“Coração Partido” aposta em romance adolescente com tons mais sombrios
Existe uma fórmula bastante conhecida no romance adolescente: a garota nova chega a uma escola, encontra o garoto misterioso e, entre conflitos e provocações, os dois descobrem que existe algo além da antipatia inicial. Coração Partido parte exatamente desse terreno, mas tenta acrescentar uma camada mais sombria à história. Dirigido por Michael Vaynberg, o filme adapta o romance de Anna Jane e acompanha Polina (Veronika Zhuravleva), adolescente que muda de cidade e passa a sofrer bullying no novo colégio.
Nesse contexto, surge Bars (Daniel Vegas), um dos alunos mais temidos da escola. Ele oferece proteção à garota em troca de que ela siga suas regras. O acordo começa como uma espécie de relacionamento de fachada, porém rapidamente ganha contornos emocionais mais complicados. A partir daí, o longa tenta explorar a fronteira entre paixão, dependência e necessidade de pertencimento.
O problema é que a produção nem sempre consegue aprofundar aquilo que sua própria premissa promete. Ao colocar controle e vulnerabilidade no centro da relação, Coração Partido encontra um material potencialmente interessante, mas frequentemente retorna às convenções do romance juvenil.
Um romance que encontra força nos traumas
O principal diferencial de Coração Partido aparece na maneira como o filme incorpora os traumas dos protagonistas à construção do relacionamento. Bars carrega a lembrança do suicídio da mãe, enquanto Polina enfrenta as consequências do divórcio dos pais e a convivência com um padrasto abusivo.
Além disso, Bars também enfrenta problemas financeiros e uma dívida que aumenta a pressão sobre suas escolhas. Assim, o personagem que inicialmente parece apenas o típico valentão da escola ganha outras camadas. Por trás da postura agressiva existe um jovem tentando lidar com perdas, responsabilidades e situações que ultrapassam sua maturidade.
A identidade russa muda o romance
Outro ponto interessante está na ambientação. Embora Coração Partido utilize elementos conhecidos dos romances adolescentes, a produção russa dá à história uma identidade própria. O filme não tenta reproduzir completamente a estética dos romances colegiais norte-americanos e encontra sua personalidade justamente nas particularidades culturais e emocionais de seus personagens.
A dupla principal também contribui para esse resultado. Veronika Zhuravleva constrói uma Polina vulnerável, mas não completamente indefesa. A personagem precisa encontrar maneiras de reagir às situações que enfrenta, enquanto Daniel Vega equilibra a agressividade de Bars com momentos de fragilidade.
Por outro lado, algumas situações poderiam receber maior desenvolvimento. O longa reúne bullying, violência doméstica, dificuldades familiares, problemas financeiros e traumas psicológicos em uma única narrativa. Como resultado, determinadas questões passam rapidamente pela história antes que o espectador consiga absorvê-las completamente.
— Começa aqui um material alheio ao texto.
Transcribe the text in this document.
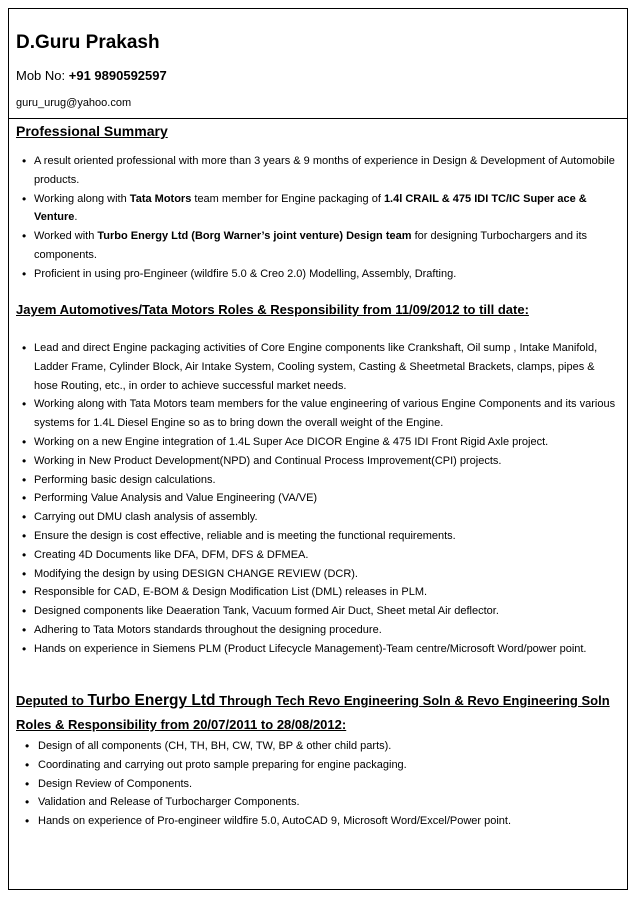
D.Guru Prakash
Mob No: +91 9890592597
guru_urug@yahoo.com
Professional Summary
• A result oriented professional with more than 3 years & 9 months of experience in Design & Development of Automobile products.
• Working along with Tata Motors team member for Engine packaging of 1.4l CRAIL & 475 IDI TC/IC Super ace & Venture.
• Worked with Turbo Energy Ltd (Borg Warner’s joint venture) Design team for designing Turbochargers and its components.
• Proficient in using pro-Engineer (wildfire 5.0 & Creo 2.0) Modelling, Assembly, Drafting.
Jayem Automotives/Tata Motors Roles & Responsibility from 11/09/2012 to till date:
• Lead and direct Engine packaging activities of Core Engine components like Crankshaft, Oil sump , Intake Manifold, Ladder Frame, Cylinder Block, Air Intake System, Cooling system, Casting & Sheetmetal Brackets, clamps, pipes & hose Routing, etc., in order to achieve successful market needs.
• Working along with Tata Motors team members for the value engineering of various Engine Components and its various systems for 1.4L Diesel Engine so as to bring down the overall weight of the Engine.
• Working on a new Engine integration of 1.4L Super Ace DICOR Engine & 475 IDI Front Rigid Axle project.
• Working in New Product Development(NPD) and Continual Process Improvement(CPI) projects.
• Performing basic design calculations.
• Performing Value Analysis and Value Engineering (VA/VE)
• Carrying out DMU clash analysis of assembly.
• Ensure the design is cost effective, reliable and is meeting the functional requirements.
• Creating 4D Documents like DFA, DFM, DFS & DFMEA.
• Modifying the design by using DESIGN CHANGE REVIEW (DCR).
• Responsible for CAD, E-BOM & Design Modification List (DML) releases in PLM.
• Designed components like Deaeration Tank, Vacuum formed Air Duct, Sheet metal Air deflector.
• Adhering to Tata Motors standards throughout the designing procedure.
• Hands on experience in Siemens PLM (Product Lifecycle Management)-Team centre/Microsoft Word/power point.
Deputed to Turbo Energy Ltd Through Tech Revo Engineering Soln & Revo Engineering Soln
Roles & Responsibility from 20/07/2011 to 28/08/2012:
• Design of all components (CH, TH, BH, CW, TW, BP & other child parts).
• Coordinating and carrying out proto sample preparing for engine packaging.
• Design Review of Components.
• Validation and Release of Turbocharger Components.
• Hands on experience of Pro-engineer wildfire 5.0, AutoCAD 9, Microsoft Word/Excel/Power point.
Quando o coração partido deixa de ser clichê
Ainda assim, Coração Partido encontra seu melhor momento quando entende que o romance precisa funcionar como consequência do amadurecimento dos personagens, e não apenas como objetivo final. O relacionamento entre Polina e Bars ganha significado justamente porque ambos precisam confrontar aquilo que carregam antes de compreender o que sentem.
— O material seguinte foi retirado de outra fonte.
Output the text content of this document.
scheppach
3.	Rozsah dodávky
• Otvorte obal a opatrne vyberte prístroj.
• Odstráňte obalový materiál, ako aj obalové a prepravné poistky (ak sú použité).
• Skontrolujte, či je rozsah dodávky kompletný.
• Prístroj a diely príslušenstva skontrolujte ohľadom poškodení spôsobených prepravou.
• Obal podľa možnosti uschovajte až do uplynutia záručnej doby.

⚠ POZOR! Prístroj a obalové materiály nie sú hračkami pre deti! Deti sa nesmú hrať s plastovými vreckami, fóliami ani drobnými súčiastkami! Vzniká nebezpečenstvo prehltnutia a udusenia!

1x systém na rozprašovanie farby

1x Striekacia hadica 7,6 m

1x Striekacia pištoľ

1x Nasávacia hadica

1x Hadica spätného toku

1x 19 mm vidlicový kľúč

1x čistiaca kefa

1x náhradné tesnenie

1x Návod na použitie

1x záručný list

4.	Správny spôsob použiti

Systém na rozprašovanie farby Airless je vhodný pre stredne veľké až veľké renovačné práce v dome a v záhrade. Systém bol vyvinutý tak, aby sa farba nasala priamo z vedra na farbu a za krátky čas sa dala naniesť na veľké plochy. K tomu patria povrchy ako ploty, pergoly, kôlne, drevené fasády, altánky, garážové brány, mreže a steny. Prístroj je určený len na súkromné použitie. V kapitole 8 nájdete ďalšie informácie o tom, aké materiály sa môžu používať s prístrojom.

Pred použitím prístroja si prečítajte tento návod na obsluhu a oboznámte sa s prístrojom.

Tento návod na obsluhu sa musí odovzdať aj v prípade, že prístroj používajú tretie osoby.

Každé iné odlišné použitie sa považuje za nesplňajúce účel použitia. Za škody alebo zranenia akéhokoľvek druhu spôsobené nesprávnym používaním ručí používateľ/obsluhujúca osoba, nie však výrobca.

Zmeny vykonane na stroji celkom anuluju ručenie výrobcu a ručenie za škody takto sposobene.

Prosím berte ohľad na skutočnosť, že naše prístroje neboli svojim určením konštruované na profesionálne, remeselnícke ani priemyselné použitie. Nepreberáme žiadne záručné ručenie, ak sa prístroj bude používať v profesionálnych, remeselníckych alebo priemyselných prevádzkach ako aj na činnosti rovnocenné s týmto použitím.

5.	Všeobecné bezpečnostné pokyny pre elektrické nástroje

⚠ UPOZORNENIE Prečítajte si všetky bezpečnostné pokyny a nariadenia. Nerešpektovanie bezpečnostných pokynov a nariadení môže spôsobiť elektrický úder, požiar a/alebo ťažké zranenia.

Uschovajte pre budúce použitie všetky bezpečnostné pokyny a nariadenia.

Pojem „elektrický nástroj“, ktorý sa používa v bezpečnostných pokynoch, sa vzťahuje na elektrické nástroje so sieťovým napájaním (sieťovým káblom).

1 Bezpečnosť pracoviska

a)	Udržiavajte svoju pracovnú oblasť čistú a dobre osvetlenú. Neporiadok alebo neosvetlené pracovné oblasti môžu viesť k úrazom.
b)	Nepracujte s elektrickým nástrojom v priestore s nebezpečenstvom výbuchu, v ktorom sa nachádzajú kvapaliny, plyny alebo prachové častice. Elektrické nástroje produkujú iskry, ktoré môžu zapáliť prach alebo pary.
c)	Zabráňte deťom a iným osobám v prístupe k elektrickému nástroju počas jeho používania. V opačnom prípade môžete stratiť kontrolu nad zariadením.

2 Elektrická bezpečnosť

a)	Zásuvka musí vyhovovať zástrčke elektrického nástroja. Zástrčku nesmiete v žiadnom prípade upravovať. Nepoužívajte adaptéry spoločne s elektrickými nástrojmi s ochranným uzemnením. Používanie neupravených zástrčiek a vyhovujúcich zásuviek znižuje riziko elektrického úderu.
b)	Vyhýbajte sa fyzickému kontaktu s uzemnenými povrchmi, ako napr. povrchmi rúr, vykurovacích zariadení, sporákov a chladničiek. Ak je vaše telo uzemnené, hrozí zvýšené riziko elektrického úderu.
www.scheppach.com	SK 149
Até mesmo pequenos elementos ajudam a aproximar Polina do público jovem. A personagem é fã de BTS e o filme incorpora referências ao grupo, incluindo uma cena em que ela dança “Dynamite” com uma amiga e outra em que toca “Butterfly”. O detalhe funciona como parte da personalidade da protagonista, em vez de surgir apenas como referência gratuita.
O desfecho procura dar um significado literal e emocional ao título. Sem revelar os acontecimentos finais, a conclusão reforça a ideia de que amar alguém também envolve lidar com perdas, consequências e escolhas.
No fim, Coração Partido não reinventa o romance adolescente, mas encontra uma maneira interessante de trabalhar uma fórmula conhecida. A produção russa acrescenta uma atmosfera mais dramática à história e aposta menos na idealização do amor perfeito. Para quem procura um romance juvenil com conflitos familiares, amadurecimento e uma dose maior de drama, a produção oferece uma experiência diferente dos títulos mais tradicionais do gênero.